Most of us have been privy to the passive-aggressive dart tossed in our direction that has almost hit the bullseye and has us worrying ourselves to death over an ill-defined “offense”. I’ll tell you my personal vow….if someone can’t spit it out, I’m not going to waste time trying to read their mind. If they cared, they would invest in me and tell me the hard truths. That’s what you do when you care about people. I don’t have to agree with them or change necessarily, but I should consider it. If they present one hard truth after another (in fact, if that is the bulk of our relationship), maybe they aren’t really my friend. Or maybe I do have a lot of work to do. We need to look in the mirror and decide.

I’m not always an easy friend, but am always the kind of friend who wants the best life for my people. I’m a truth teller. But when you look inward, my “truth” may not be your truth. That’s OK. You get to decide what kind of person you’re going to be. We’re not all created the same. Some of our best qualities may annoy others. I know there are things about me that people want me to change that, though I considered it, I don’t agree change is needed. My opinion rules. I will accept any consequences.

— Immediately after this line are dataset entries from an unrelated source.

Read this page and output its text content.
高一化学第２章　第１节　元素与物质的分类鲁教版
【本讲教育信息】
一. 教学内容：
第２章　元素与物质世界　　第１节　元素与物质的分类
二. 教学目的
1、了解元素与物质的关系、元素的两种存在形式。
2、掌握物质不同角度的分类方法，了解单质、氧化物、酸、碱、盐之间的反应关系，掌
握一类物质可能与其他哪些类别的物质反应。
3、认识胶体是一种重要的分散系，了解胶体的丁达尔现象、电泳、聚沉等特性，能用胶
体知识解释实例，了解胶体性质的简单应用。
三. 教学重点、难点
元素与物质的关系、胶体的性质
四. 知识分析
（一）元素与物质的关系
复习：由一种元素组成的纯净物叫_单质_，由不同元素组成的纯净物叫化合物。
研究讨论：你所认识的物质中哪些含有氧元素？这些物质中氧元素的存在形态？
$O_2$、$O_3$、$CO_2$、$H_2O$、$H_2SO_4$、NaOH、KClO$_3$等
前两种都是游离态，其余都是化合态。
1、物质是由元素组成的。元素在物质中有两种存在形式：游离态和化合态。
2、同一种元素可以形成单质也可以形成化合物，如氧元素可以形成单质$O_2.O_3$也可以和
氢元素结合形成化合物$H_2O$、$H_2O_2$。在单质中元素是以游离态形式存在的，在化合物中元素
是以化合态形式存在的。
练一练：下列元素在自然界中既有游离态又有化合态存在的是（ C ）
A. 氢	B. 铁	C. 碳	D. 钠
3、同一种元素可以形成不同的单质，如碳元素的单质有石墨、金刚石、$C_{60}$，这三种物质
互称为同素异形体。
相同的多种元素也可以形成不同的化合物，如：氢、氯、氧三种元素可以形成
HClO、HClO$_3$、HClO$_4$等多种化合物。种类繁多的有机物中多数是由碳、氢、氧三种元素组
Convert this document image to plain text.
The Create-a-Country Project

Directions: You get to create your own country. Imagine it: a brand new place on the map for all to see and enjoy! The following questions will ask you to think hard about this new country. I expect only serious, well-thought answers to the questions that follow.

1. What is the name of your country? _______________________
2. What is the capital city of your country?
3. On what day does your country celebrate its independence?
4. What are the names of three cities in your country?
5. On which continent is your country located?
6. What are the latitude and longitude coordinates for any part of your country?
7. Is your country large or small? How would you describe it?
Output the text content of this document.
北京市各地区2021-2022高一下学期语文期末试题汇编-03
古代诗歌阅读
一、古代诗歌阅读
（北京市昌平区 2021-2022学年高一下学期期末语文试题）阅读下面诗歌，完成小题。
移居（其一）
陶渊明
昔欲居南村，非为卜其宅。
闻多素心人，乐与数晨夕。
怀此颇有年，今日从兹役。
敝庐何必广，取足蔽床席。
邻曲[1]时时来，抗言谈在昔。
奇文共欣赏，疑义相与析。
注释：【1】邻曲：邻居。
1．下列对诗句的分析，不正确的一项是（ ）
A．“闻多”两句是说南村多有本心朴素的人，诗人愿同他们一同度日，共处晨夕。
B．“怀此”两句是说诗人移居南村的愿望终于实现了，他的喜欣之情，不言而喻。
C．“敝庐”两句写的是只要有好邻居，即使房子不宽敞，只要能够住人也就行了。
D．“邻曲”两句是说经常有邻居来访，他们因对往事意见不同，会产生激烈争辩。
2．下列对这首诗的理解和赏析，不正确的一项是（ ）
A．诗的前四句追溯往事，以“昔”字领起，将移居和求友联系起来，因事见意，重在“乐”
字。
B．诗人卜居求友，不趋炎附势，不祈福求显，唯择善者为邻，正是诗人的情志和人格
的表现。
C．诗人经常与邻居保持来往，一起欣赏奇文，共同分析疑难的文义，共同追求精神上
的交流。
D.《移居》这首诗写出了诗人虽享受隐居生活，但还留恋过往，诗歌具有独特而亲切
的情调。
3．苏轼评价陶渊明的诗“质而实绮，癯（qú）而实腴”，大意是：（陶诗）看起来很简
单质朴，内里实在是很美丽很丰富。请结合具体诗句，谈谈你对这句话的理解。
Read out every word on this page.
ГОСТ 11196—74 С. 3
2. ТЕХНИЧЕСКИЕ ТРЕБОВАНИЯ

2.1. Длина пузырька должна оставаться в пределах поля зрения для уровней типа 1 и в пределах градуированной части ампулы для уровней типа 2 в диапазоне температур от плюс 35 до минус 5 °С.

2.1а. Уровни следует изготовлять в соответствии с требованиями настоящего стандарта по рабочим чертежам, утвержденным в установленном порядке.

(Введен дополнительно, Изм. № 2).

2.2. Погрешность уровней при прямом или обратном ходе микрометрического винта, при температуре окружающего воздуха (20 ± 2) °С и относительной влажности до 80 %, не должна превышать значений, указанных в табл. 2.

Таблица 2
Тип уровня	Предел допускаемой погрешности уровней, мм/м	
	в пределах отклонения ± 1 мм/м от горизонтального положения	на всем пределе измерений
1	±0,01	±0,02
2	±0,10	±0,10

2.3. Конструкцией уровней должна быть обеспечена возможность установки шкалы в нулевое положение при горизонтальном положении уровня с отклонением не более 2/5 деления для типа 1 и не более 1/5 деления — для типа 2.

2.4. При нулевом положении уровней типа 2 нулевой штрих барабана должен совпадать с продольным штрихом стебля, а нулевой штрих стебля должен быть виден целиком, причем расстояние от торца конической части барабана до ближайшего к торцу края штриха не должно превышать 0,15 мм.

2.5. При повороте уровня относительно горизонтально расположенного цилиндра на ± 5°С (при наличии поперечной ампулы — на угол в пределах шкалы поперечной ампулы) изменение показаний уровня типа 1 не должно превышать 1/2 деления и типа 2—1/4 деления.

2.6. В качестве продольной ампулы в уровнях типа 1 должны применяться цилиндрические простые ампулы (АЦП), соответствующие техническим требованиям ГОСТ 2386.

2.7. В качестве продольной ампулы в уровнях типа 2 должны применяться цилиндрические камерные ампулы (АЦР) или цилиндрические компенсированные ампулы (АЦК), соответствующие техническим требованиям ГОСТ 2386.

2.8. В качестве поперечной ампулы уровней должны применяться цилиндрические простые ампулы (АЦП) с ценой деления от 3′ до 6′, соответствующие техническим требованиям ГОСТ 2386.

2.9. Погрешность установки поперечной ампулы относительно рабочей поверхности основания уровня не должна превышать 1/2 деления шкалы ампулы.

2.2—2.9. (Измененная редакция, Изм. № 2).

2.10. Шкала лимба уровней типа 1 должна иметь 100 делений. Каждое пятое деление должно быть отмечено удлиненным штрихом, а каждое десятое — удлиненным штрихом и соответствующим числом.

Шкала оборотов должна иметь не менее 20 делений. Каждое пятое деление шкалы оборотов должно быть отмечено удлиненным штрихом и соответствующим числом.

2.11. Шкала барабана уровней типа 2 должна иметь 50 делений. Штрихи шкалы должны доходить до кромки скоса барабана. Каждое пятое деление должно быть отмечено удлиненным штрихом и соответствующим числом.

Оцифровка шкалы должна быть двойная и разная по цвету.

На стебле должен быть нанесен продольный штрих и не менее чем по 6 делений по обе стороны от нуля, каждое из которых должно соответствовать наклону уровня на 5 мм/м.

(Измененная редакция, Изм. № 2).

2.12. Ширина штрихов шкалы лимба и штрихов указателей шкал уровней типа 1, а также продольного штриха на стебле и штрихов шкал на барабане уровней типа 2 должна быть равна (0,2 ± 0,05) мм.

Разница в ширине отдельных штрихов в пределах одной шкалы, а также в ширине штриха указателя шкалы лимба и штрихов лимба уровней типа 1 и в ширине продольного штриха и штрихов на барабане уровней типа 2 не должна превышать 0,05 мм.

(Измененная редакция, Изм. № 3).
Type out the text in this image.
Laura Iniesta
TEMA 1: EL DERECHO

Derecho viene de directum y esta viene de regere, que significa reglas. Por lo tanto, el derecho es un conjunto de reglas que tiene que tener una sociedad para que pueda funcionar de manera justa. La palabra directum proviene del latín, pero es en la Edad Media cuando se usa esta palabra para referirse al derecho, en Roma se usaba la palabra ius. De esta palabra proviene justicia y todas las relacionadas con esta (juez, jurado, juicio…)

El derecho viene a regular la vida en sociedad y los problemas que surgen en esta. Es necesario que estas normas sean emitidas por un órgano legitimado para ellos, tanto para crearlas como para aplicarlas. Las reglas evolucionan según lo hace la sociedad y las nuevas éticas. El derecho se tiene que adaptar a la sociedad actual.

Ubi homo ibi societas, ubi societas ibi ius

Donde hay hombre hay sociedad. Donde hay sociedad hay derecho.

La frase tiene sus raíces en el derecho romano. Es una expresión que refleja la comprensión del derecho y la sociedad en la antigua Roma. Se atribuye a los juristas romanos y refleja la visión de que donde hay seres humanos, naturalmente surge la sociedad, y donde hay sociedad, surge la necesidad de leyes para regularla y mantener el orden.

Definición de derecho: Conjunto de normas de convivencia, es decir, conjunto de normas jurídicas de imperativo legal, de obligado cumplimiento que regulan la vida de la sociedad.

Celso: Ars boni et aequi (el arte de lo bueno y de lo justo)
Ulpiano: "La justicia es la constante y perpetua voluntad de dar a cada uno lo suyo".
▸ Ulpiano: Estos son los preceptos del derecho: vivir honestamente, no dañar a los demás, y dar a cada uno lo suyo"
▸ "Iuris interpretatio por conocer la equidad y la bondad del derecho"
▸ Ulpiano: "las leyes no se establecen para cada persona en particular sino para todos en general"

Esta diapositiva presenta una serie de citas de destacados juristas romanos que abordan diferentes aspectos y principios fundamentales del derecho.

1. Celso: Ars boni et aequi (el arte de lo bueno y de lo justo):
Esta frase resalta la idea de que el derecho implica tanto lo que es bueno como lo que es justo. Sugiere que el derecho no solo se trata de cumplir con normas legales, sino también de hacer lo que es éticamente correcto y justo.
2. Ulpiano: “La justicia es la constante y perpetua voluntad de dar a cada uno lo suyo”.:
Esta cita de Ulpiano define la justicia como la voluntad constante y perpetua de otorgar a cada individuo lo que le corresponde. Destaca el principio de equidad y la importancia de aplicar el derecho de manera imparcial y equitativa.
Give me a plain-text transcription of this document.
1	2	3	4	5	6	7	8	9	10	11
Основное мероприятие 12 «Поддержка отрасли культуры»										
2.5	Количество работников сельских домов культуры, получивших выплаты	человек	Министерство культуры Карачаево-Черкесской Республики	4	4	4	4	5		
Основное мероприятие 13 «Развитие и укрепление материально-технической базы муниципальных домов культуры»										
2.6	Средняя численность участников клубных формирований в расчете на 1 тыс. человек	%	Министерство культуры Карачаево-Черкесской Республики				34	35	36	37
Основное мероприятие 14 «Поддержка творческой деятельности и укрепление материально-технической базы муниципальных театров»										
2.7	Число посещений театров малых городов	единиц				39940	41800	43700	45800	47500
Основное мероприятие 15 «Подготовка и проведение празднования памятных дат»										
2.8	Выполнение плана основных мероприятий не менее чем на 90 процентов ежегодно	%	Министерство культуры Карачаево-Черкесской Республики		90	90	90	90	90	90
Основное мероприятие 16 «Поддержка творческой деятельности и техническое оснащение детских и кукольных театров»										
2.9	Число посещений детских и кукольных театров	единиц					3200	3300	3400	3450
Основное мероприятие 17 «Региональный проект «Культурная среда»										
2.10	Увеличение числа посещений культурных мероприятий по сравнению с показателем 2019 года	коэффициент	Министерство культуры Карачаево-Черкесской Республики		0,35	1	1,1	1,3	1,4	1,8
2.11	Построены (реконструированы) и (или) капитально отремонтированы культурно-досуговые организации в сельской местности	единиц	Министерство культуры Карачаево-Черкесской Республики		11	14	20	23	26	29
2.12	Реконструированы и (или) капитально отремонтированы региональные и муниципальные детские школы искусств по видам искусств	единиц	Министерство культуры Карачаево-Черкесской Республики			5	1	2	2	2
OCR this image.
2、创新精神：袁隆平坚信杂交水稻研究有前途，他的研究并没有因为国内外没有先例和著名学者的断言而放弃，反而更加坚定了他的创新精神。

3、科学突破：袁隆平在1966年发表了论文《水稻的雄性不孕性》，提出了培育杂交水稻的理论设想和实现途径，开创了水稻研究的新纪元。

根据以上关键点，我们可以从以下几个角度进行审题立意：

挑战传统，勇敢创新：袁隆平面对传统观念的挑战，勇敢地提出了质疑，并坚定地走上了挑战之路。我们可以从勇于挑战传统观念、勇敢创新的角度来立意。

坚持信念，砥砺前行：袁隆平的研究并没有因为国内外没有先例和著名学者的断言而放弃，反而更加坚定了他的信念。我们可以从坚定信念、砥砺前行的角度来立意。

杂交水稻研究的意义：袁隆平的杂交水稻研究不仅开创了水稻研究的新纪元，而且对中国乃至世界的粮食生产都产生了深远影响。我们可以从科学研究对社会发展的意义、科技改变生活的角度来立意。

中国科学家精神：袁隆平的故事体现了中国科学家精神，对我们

One of my truth-teller rules is that I try to only tell the hard truths once. I have almost ruined relationships harping on things they heard the first time, but weren’t willing or ready to change. Or even better, it was in the past and they couldn’t change. I have learned to say “I will try not to bring this up again. If you want to talk about it, we can. But if I slip and you don’t want to discuss (because knowing me, chances are good it can happen) the ‘magic’ words are ‘We already discussed this.'” That makes me shut my mouth. Immediately.

Be kind, inside and out. Don’t let the passive-aggressive comments be your go-to. Be light in the lives of those around you, not darkness. That means letting your words be things that are truly designed to make their lives better and brighter, help them move on from past mistakes, and not push them into dark pits of self-flagellation. There are enough broken people around to do that to them without you piling on.

2 Comments

  1. Passive-aggressive behavior destroyed my marriage. I vowed never again to put up with it. Passive aggression is, at it’s root, a lie. Lying is never good.